Quinze ans. Ca fait quinze ans que Jay Mascis distille ses solos de guitare hard-rock dans son rock indé. Quinze ans depuis le premier album de Dinosaur Jr, groupe qu’il saborda définitivement en 1997 pour se consacrer à ses travaux solo dans son home studio (tandis que Lou Barlow allait faire son chemin avec Folk Implosion et Sebadoh).
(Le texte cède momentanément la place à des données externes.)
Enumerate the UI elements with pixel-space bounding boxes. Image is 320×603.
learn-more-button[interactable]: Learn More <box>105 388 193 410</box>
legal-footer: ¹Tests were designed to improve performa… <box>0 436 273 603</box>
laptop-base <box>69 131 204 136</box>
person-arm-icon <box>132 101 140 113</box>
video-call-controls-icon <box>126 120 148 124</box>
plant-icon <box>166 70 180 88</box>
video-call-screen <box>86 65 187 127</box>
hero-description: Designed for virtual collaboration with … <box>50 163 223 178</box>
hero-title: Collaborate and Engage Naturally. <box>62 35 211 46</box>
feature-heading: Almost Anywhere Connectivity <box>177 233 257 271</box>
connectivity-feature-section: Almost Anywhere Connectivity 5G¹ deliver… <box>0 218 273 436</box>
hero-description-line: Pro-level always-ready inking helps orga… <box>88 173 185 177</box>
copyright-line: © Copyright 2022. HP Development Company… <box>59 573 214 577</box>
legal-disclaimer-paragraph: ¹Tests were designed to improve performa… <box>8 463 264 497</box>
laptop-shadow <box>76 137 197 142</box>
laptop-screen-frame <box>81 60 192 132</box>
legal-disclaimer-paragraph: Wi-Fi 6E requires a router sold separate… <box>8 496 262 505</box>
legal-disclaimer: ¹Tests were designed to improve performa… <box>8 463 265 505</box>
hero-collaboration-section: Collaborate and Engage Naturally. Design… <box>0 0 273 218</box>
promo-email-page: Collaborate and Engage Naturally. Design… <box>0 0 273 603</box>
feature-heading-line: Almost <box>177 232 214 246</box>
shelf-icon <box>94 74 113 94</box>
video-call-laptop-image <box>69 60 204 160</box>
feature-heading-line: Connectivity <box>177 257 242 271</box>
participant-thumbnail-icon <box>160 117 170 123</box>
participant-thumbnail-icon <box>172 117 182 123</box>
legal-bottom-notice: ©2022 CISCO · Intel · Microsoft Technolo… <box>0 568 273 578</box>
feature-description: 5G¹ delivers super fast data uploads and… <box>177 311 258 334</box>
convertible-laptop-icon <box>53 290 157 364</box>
Aujourd’hui, pour ce More light guère différent des précédents albums, J Mascis s’invente un groupe pour l’occasion (The Fog), mais reste désespérément seul, ressemblant en cela de plus en plus à son idole Neil Young.
Malgré la présence de quelques comparses chevelus aptes à comprendre Jay Mascis (Bob Pollard de Guided By Voices chante sur trois titres et Kevin Shields de feu My Bloody Valentine ajoute un peu de feedback dans tout ça, comme à son habitude), More light est bien un disque solo. On ne sera pas étonné de constater que les onze titres du disque se caractérisent avant tout par leur mélancolie. Malgré quelques solos vraiment rock’n’roll (qui lui ont valu moult sourires et qui pourtant sont l’essence même de sa musique), on a affaire à des chansons qui sont avant tout des ballades -et qui gagneraient à être un jour dépouillées de toute cette électricité. Du piano et des cordes sur Waistin, du banjo sur Can’t I take this on, des chœurs et du tambourin sur Where you’d go rappellent bien que More light est inspiré par les groupes qui tiennent à cœur à Mascis, à savoir les Stooges (pour la furie) et les Zombies (pour les mélodies). Faire un peu son Cheap Trick sur Back before you go (tous ces titres sur l’absence, le départ, l’attente !) ne l’empêche pas de faire du pur Neil Young sur Ground me to you, soit les tourments de l’adolescence dits par une voix adulte (ou l’inverse).
Bien sûr, ce ne sont pas quelques années de plus qui vont l’empêcher de truffer ses chansons de passages héroïques typiques du rock FM américain (non sans un brin d’autodérision d’ailleurs) comme sur l’étrange I’m not fine (on avait remarqué), affublé d’un solo dont on croyait seul Buckethead capable (autre guitariste seul, en passant). On l’aura compris, More light est un disque sombre, qui se termine d’ailleurs dans un maelström de guitares fuzz en furie (qui évoquent le Sonic Youth de Daydream Nation), comme si Mascis voulait prouver qu’il sait encore faire du bruit. On confirme : il sait encore, et à bon escient ! Ce qui fait que ses chansons, aussi bonnes qu’avant, peuvent encore séduire du monde.
Aujourd’hui, J Mascis a un chien, une villa, un studio d’enregistrement pour lui tout seul et une poignée de fans irréductibles. Si vous en faites partie, ce disque enchanteur et nostalgique est pour vous.